Which is probably why he’s done just that. Siren, with bassist John Hébert and drummer Ben Perowsky, is—hard to believe—Caine’s first studio album with a traditional jazz trio since 1999. But (again) don’t expect Bill Charlap or Bill Evans or even Keith Jarrett. Caine’s iconoclasm remains intact, though tempered a bit. If the format is more restrictive than what Caine is accustomed to, aesthetically the trio roams around, from taut, soulful cohesion and near-funk grooving to free improv and straight-up swing. In fact, on a few occasions, including “Free Lunch,” atonal rumblings manage to evolve into swing.

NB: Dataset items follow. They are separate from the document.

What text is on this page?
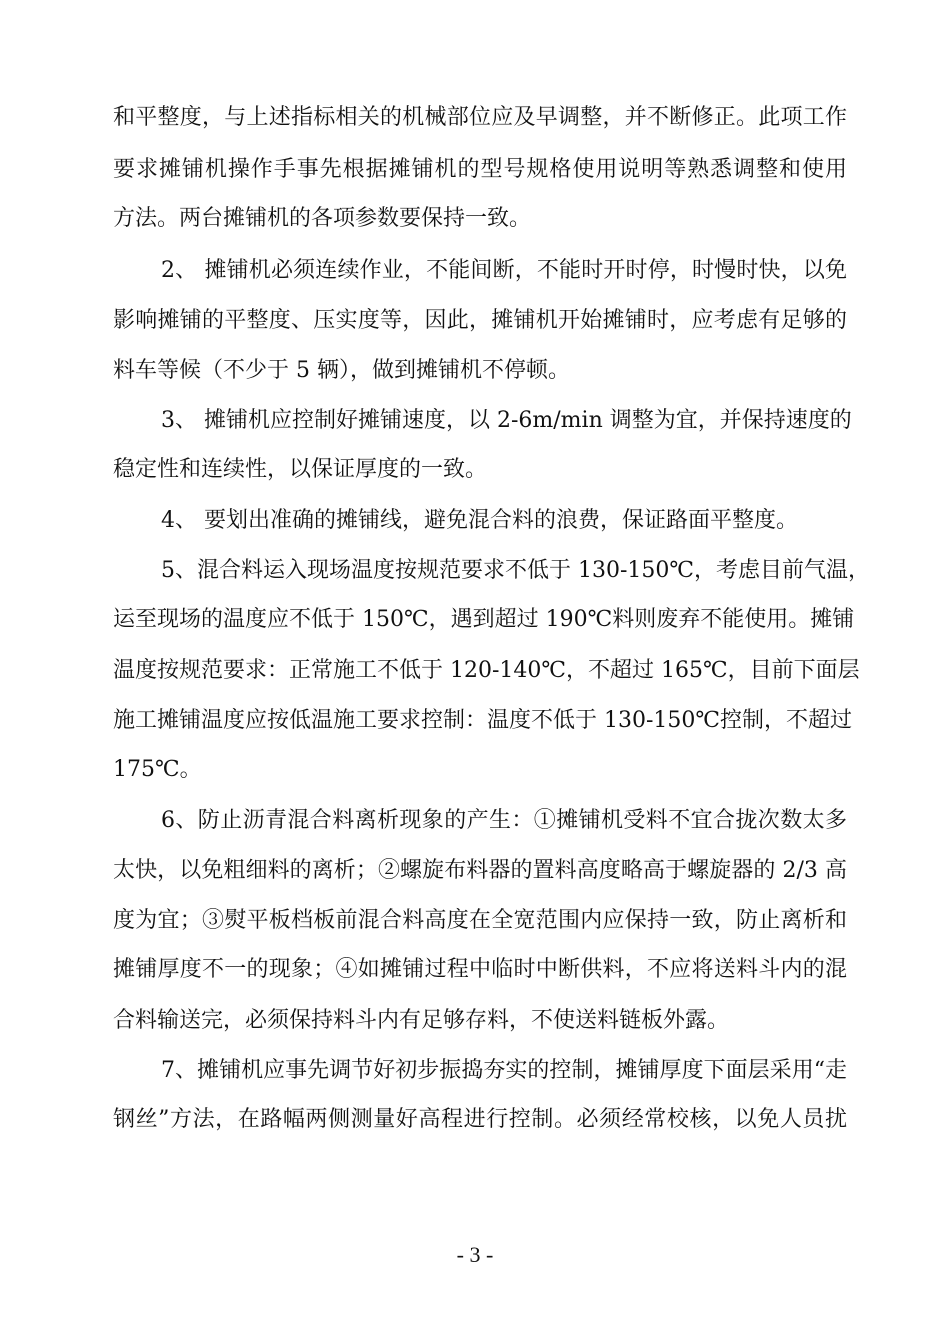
和平整度，与上述指标相关的机械部位应及早调整，并不断修正。此项工作
要求摊铺机操作手事先根据摊铺机的型号规格使用说明等熟悉调整和使用
方法。两台摊铺机的各项参数要保持一致。
2、 摊铺机必须连续作业，不能间断，不能时开时停，时慢时快，以免
影响摊铺的平整度、压实度等，因此，摊铺机开始摊铺时，应考虑有足够的
料车等候（不少于 5 辆），做到摊铺机不停顿。
3、 摊铺机应控制好摊铺速度，以 2-6m/min 调整为宜，并保持速度的
稳定性和连续性，以保证厚度的一致。
4、 要划出准确的摊铺线，避免混合料的浪费，保证路面平整度。
5、混合料运入现场温度按规范要求不低于 130-150℃，考虑目前气温，
运至现场的温度应不低于 150℃，遇到超过 190℃料则废弃不能使用。摊铺
温度按规范要求：正常施工不低于 120-140℃，不超过 165℃，目前下面层
施工摊铺温度应按低温施工要求控制：温度不低于 130-150℃控制，不超过
175℃。
6、防止沥青混合料离析现象的产生：①摊铺机受料不宜合拢次数太多
太快，以免粗细料的离析；②螺旋布料器的置料高度略高于螺旋器的 2/3 高
度为宜；③熨平板档板前混合料高度在全宽范围内应保持一致，防止离析和
摊铺厚度不一的现象；④如摊铺过程中临时中断供料，不应将送料斗内的混
合料输送完，必须保持料斗内有足够存料，不使送料链板外露。
7、摊铺机应事先调节好初步振捣夯实的控制，摊铺厚度下面层采用“走
钢丝”方法，在路幅两侧测量好高程进行控制。必须经常校核，以免人员扰
- 3 -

Siren is a joyously restless album. The three men seem to feel their way cerebrally through the unsettled foundation of the title track, until they dig into an ostinato that becomes the groove. “Smelly” plops down in a pile as the song begins; Caine plinks and plunks around the extreme registers (his arms surely outstretched), as Perowsky and Hébert leave space between beats and strum. Eleven of these dozens tunes are Caine’s own, but smack dab in the middle of the set he drops a standard, “On Green Dolphin Street,” and it is here that the trio is in full operational capacity, swinging as hard as anyone has ever swung on this tune. It makes you want a follow-up album of standards from this trio. Now that’s something you’d never expect.